Integrated climate, ecological and socioeconomic scenarios for the whale watching sector.

Unprecedented human induced changes to the climate system have already contributed to a variety of observed impacts to both ecosystems and populations. Decision-makers demand impact assessments at the regional-to-local scale to be able to plan and define effective climate action measures. Integrated socio-ecological assessments that properly consider system uncertainties require the use of prospective scenarios that project potential climate impacts, while accounting for sectoral exposure and adaptive capacity. Here we provide an integrated assessment of climate change to the whale watching sector by: 1) extending the European Shared Socio-economic Pathways (Eur-SSPs) and developing four whale watching SSP narratives (WW-SSPs) and 2) characterize each key element comprised in the WW-SSPs for the time period 2025-2055. We applied this approach in a case study for the Macaronesia region where we developed scenarios which integrate the socio-economic (WW-SSPs), climate (RCPs) and ecological (species' thermal suitability responses) dimensions of whale watching. These scenarios were used by local stakeholders to identify the level of preparedness of the whale watching sector. When confronted with scenarios that combine this ecological dimension with projected climate changes and the four different socioeconomic narratives, stakeholders assessed the whale watching sector in Macaronesia as being somewhat prepared for a Sustainable World and a Fossil Fuel Development World, but somewhat unprepared for a Rivalry World. No consensus was reached regarding the sector's preparedness level under an Inequality World scenario. Our study demonstrates the importance of considering multiple dimensions when assessing the potential challenges posed by climate change and provides a needed resource to help the whale watching sector in Macaronesia, and elsewhere, in its effort to devise efficient climate action policies and strategies.

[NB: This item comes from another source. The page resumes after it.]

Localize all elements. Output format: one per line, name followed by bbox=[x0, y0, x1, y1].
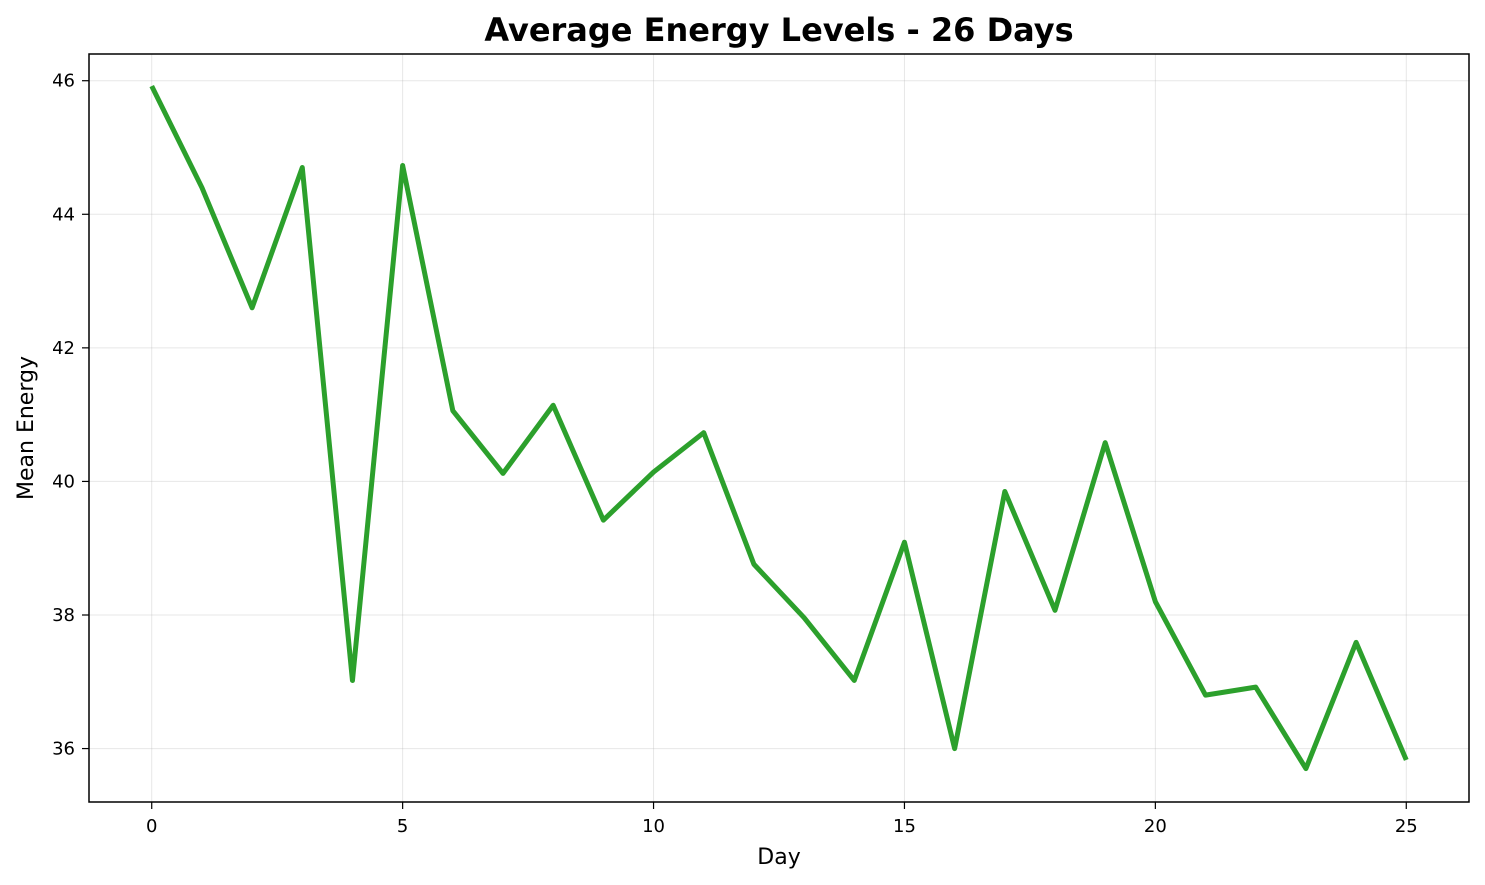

A novel expert-driven methodology to develop thermal response curves and project habitat thermal suitability for cetaceans under a changing climate.

Over the last decades, global warming has contributed to changes in marine species composition, abundance and distribution, in response to changes in oceanographic conditions such as temperature, acidification, and deoxygenation. Experimentally derived thermal limits, which are known to be related to observed latitudinal ranges, have been used to assess variations in species distribution patterns. However, such experiments cannot be undertaken on free-swimming large marine predators with wide-range distribution, like cetaceans. An alternative approach is to elicit expert's knowledge to derive species' thermal suitability and assess their thermal responses, something that has never been tested in these taxa. We developed and applied a methodology based on expert-derived thermal suitability curves and projected future responses for several species under different climate scenarios. We tested this approach with ten cetacean species currently present in the biogeographic area of Macaronesia (North Atlantic) under Representative Concentration Pathways 2.6, 4.5 and 8.5, until 2050. Overall, increases in annual thermal suitability were found for Balaenoptera edeni, Globicephala macrorhynchus, Mesoplodon densirostris, Physeter macrocephalus, Stenella frontalis, Tursiops truncatus and Ziphius cavirostris. Conversely, our results indicated a decline in thermal suitability for B. physalus, Delphinus delphis, and Grampus griseus. Our study reveals potential responses in cetaceans' thermal suitability, and potentially in other highly mobile and large predators, and it tests this method's applicability, which is a novel application for this purpose and group of species. It aims to be a cost-efficient tool to support conservation managers and practitioners.